Zdaniem Magdy Solich we freedivingu rzeczywiście chodzi o pokonywanie granic, a właściwie o ciągłe udowadnianie, że ich nie ma. Utwierdziły ją w tym przekonaniu występy, ale i medale w Turku. Jej rekord świata w pływaniu bez płetw wynosi 185 metrów. Łatwo sobie ten dystans policzyć - ponad siedmiokrotna długość 25-metrowego basenu na krytej pływalni.
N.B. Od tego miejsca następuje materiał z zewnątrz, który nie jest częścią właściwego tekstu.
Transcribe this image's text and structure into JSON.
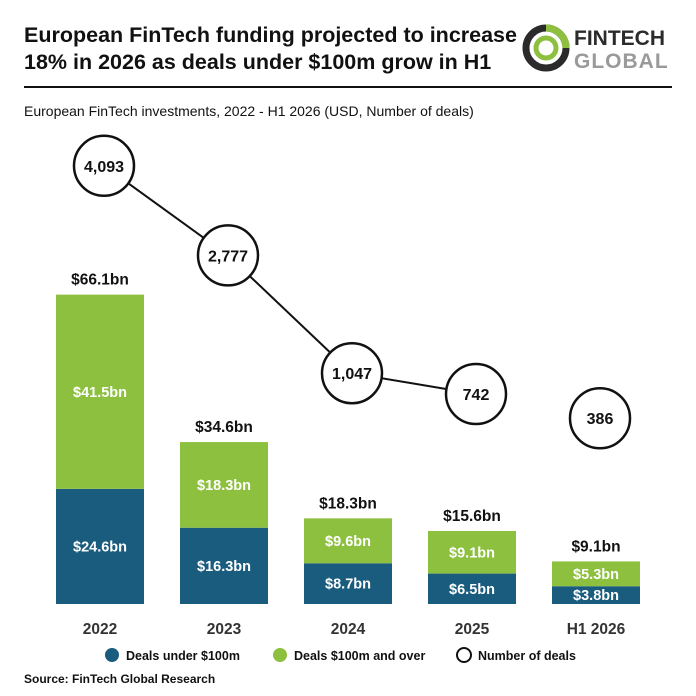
{
  "header": {
    "title": "European FinTech funding projected to increase 18% in 2026 as deals under $100m grow in H1",
    "logo_top": "FINTECH",
    "logo_bottom": "GLOBAL"
  },
  "chart_data": {
    "type": "bar",
    "subtitle": "European FinTech investments, 2022 - H1 2026 (USD, Number of deals)",
    "categories": [
      "2022",
      "2023",
      "2024",
      "2025",
      "H1 2026"
    ],
    "series": [
      {
        "name": "Deals under $100m",
        "values": [
          24.6,
          16.3,
          8.7,
          6.5,
          3.8
        ],
        "labels": [
          "$24.6bn",
          "$16.3bn",
          "$8.7bn",
          "$6.5bn",
          "$3.8bn"
        ],
        "color": "#1a5c7e"
      },
      {
        "name": "Deals $100m and over",
        "values": [
          41.5,
          18.3,
          9.6,
          9.1,
          5.3
        ],
        "labels": [
          "$41.5bn",
          "$18.3bn",
          "$9.6bn",
          "$9.1bn",
          "$5.3bn"
        ],
        "color": "#8dc03f"
      }
    ],
    "totals": [
      66.1,
      34.6,
      18.3,
      15.6,
      9.1
    ],
    "total_labels": [
      "$66.1bn",
      "$34.6bn",
      "$18.3bn",
      "$15.6bn",
      "$9.1bn"
    ],
    "line_series": {
      "name": "Number of deals",
      "values": [
        4093,
        2777,
        1047,
        742,
        386
      ],
      "labels": [
        "4,093",
        "2,777",
        "1,047",
        "742",
        "386"
      ]
    },
    "legend": [
      {
        "label": "Deals under $100m",
        "color": "#1a5c7e"
      },
      {
        "label": "Deals $100m and over",
        "color": "#8dc03f"
      },
      {
        "label": "Number of deals",
        "color": "#ffffff"
      }
    ],
    "legend_position": "bottom",
    "grid": false,
    "source": "Source: FinTech Global Research"
  }
}
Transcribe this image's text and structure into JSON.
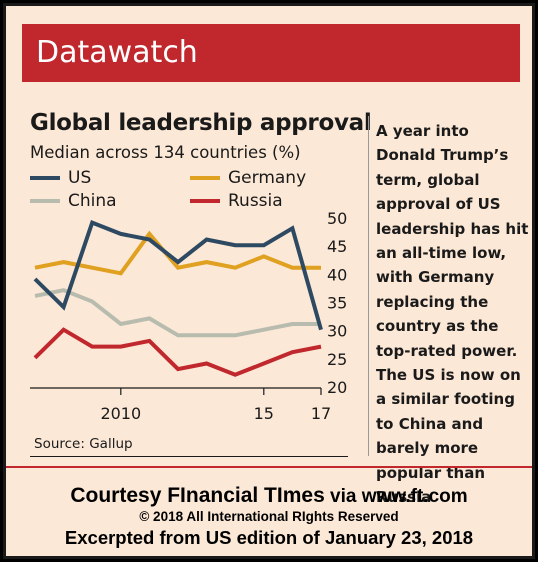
{
  "banner": {
    "title": "Datawatch"
  },
  "chart_data": {
    "type": "line",
    "title": "Global leadership approval",
    "subtitle": "Median across 134 countries (%)",
    "x": [
      2007,
      2008,
      2009,
      2010,
      2011,
      2012,
      2013,
      2014,
      2015,
      2016,
      2017
    ],
    "x_tick_labels": [
      "2010",
      "15",
      "17"
    ],
    "x_tick_values": [
      2010,
      2015,
      2017
    ],
    "ylim": [
      20,
      50
    ],
    "y_ticks": [
      20,
      25,
      30,
      35,
      40,
      45,
      50
    ],
    "grid": false,
    "y_axis_position": "right",
    "legend_position": "top-left",
    "series": [
      {
        "name": "US",
        "color": "#2e4a62",
        "values": [
          39,
          34,
          49,
          47,
          46,
          42,
          46,
          45,
          45,
          48,
          30
        ]
      },
      {
        "name": "Germany",
        "color": "#e0a020",
        "values": [
          41,
          42,
          41,
          40,
          47,
          41,
          42,
          41,
          43,
          41,
          41
        ]
      },
      {
        "name": "China",
        "color": "#b8bcae",
        "values": [
          36,
          37,
          35,
          31,
          32,
          29,
          29,
          29,
          30,
          31,
          31
        ]
      },
      {
        "name": "Russia",
        "color": "#c0282d",
        "values": [
          25,
          30,
          27,
          27,
          28,
          23,
          24,
          22,
          24,
          26,
          27
        ]
      }
    ],
    "source": "Source: Gallup"
  },
  "commentary": "A year into Donald Trump’s term, global approval of US leadership has hit an all-time low, with Germany replacing the country as the top-rated power. The US is now on a similar footing to China and barely more popular than Russia",
  "footer": {
    "courtesy_main": "Courtesy FInancial TImes",
    "courtesy_via": "via www.ft.com",
    "copyright": "© 2018 All International RIghts Reserved",
    "excerpt": "Excerpted from US edition of January 23, 2018"
  }
}
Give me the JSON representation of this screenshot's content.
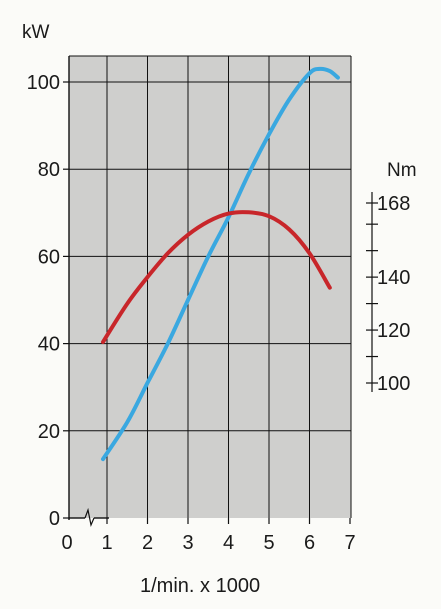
{
  "chart_data": {
    "type": "line",
    "title": "",
    "xlabel": "1/min. x 1000",
    "ylabel_left": "kW",
    "ylabel_right": "Nm",
    "grid": true,
    "xlim": [
      0,
      7
    ],
    "ylim_left": [
      0,
      105
    ],
    "right_axis_range": [
      100,
      168
    ],
    "x_ticks": [
      0,
      1,
      2,
      3,
      4,
      5,
      6,
      7
    ],
    "x_tick_labels": [
      "0",
      "1",
      "2",
      "3",
      "4",
      "5",
      "6",
      "7"
    ],
    "y_ticks_left": [
      0,
      20,
      40,
      60,
      80,
      100
    ],
    "y_tick_labels_left": [
      "0",
      "20",
      "40",
      "60",
      "80",
      "100"
    ],
    "y_ticks_right": [
      100,
      110,
      120,
      130,
      140,
      150,
      160,
      168
    ],
    "y_tick_labels_right": [
      "100",
      "120",
      "140",
      "168"
    ],
    "y_tick_labeled_values_right": [
      100,
      120,
      140,
      168
    ],
    "series": [
      {
        "axis": "left",
        "color": "#3aa8e0",
        "x": [
          0.9,
          1.5,
          2.0,
          2.5,
          3.0,
          3.5,
          4.0,
          4.5,
          5.0,
          5.5,
          6.0,
          6.25,
          6.5,
          6.7
        ],
        "y": [
          13.5,
          22,
          31,
          40,
          50,
          60,
          69,
          79,
          88,
          96,
          102,
          103,
          102.5,
          101
        ]
      },
      {
        "axis": "right",
        "color": "#c8262a",
        "x": [
          0.9,
          1.5,
          2.0,
          2.5,
          3.0,
          3.5,
          4.0,
          4.5,
          5.0,
          5.5,
          6.0,
          6.5
        ],
        "y": [
          115.5,
          130,
          140,
          149,
          156,
          161,
          164,
          164.5,
          163,
          158,
          149,
          136
        ]
      }
    ]
  }
}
- Granice są w naszych głowach. Jeżeli człowiek będzie trenował, kolejne dystanse będą się przesuwały, bo ściganie się z innymi nie jest dla mnie celem, tylko środkiem do osiągnięcia celu. Zależy mi przede wszystkim na przepływaniu coraz dłuższych dystansów i na osiąganiu coraz większej swobody w nurkowaniu. I dlatego nie zrezygnuję z zasad bezpieczeństwa - zapewnia.
Woda odmładza
To, że Natalia Mołczanowa ustanawiała kolejne rekordy świata z pięćdziesiątką na karku, dla Magdaleny Solich nie jest dziwne. W takich sportach życiowe doświadczenie jest bezcenne. Właśnie dlatego na ultramaratonach biegowych, gdy trzeba pokonać nawet kilkusetkilometrowe dystanse, prawie w ogóle nie ma młodych ludzi. - Chodzi o głowę. Jeśli powiesz sobie, że to już ostatnie sto metrów, nie pobiegniesz wiele więcej. A biegacze z doświadczeniem życiowym nigdy tak nie pomyślą - uważa Magdalena.
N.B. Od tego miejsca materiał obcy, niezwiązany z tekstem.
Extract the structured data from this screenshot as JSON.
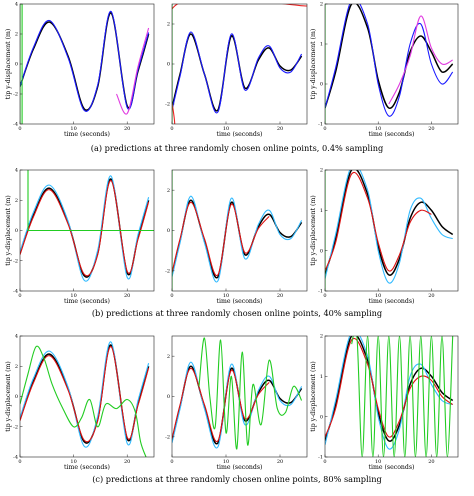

Bardzo sobie ceni treningi z Ryszardem Szwajcerem, prywatnie jej narzeczonym, jednym z dwóch jej trenerów (drugi to Mateusz Talanda). Szwajcer prowadzi w Bielsku-Białej centrum nurkowe Edensport i ma za sobą ponad 32 lata pracy zawodowego nurka - bogaty bagaż nurkowania w różnych, nieraz ekstremalnych warunkach. - To on pierwszy zaraz na początku mojej przygody z freedivingiem publicznie mówił, że zostanę mistrzynią świata. Wtedy mnie to bawiło - mówi Magda.
Przygotowanie mentalne
Szwajcer przygotowuje freediverkę z Bestwiny od strony sprzętu, hydrodynamiki, techniki. Talanda zajmuje się opracowywaniem szczegółowych planów treningów. Solich podkreśla, że obaj dają jej znacznie więcej - wsparcie psychiczne, przekazują jej pozytywną energię.
Odpowiedni sprzęt też jest ważny. Gdy zaczęła korzystać z płetwy zrobionej na jej wymiar, z dnia na dzień poprawiła dystans ze 150 do 200 metrów. Po raz kolejny jednak podkreśla, że w tej dyscyplinie liczy się przede wszystkim to, co się ma w głowie. Z natury jest odważna i uparta, nie zraża się trudnościami, a trenerzy podczas spotkań, które często sprowadzają się do długich rozmów, dają jej tę pewność, aby niepowodzenia wykorzystać do osiągnięcia sukcesu.
Tak było na przykład, gdy na miesiąc przed mistrzostwami świata w Turku postanowiła zmienić technikę startu, bo przez błędy traciła cenne punkty. Miesiąc to niewiele, ale była tak zdeterminowana, że udało się to osiągnąć bez zaniedbywania innych elementów treningu.
Ambasador freedivingu
Solich angażuje się w promowanie freedivingu w Polsce, pozyskuje sponsorów, cieszy się, że szybko powstają nowe kluby, a sukcesy jej i Mateusza Maliny, utytułowanego rekordzisty świata i medalisty z Ustronia, popularyzują tę dyscyplinę. Uczy wychowania fizycznego w szkole w Bestwinie i przekonuje swoich uczniów, że warto mieć marzenia i na nie pracować, nawet jeżeli pochodzi się z tak małej miejscowości.
Freediving nie przynosi kokosów, do swoich treningów i startów Magda musi dokładać ze swojej nauczycielskiej pensji. Ale realizuje swoją pasję.
Zaraz zaczyna pracę nad doktoratem. Zamierza się zająć funkcjonalną oceną układu oddechowego w nurkowaniu swobodnym. I zamierza w tym celu przebadać czołowych freediverów świata. - Ciekawe, jak zareagują, gdy im o tym powiem - mówi.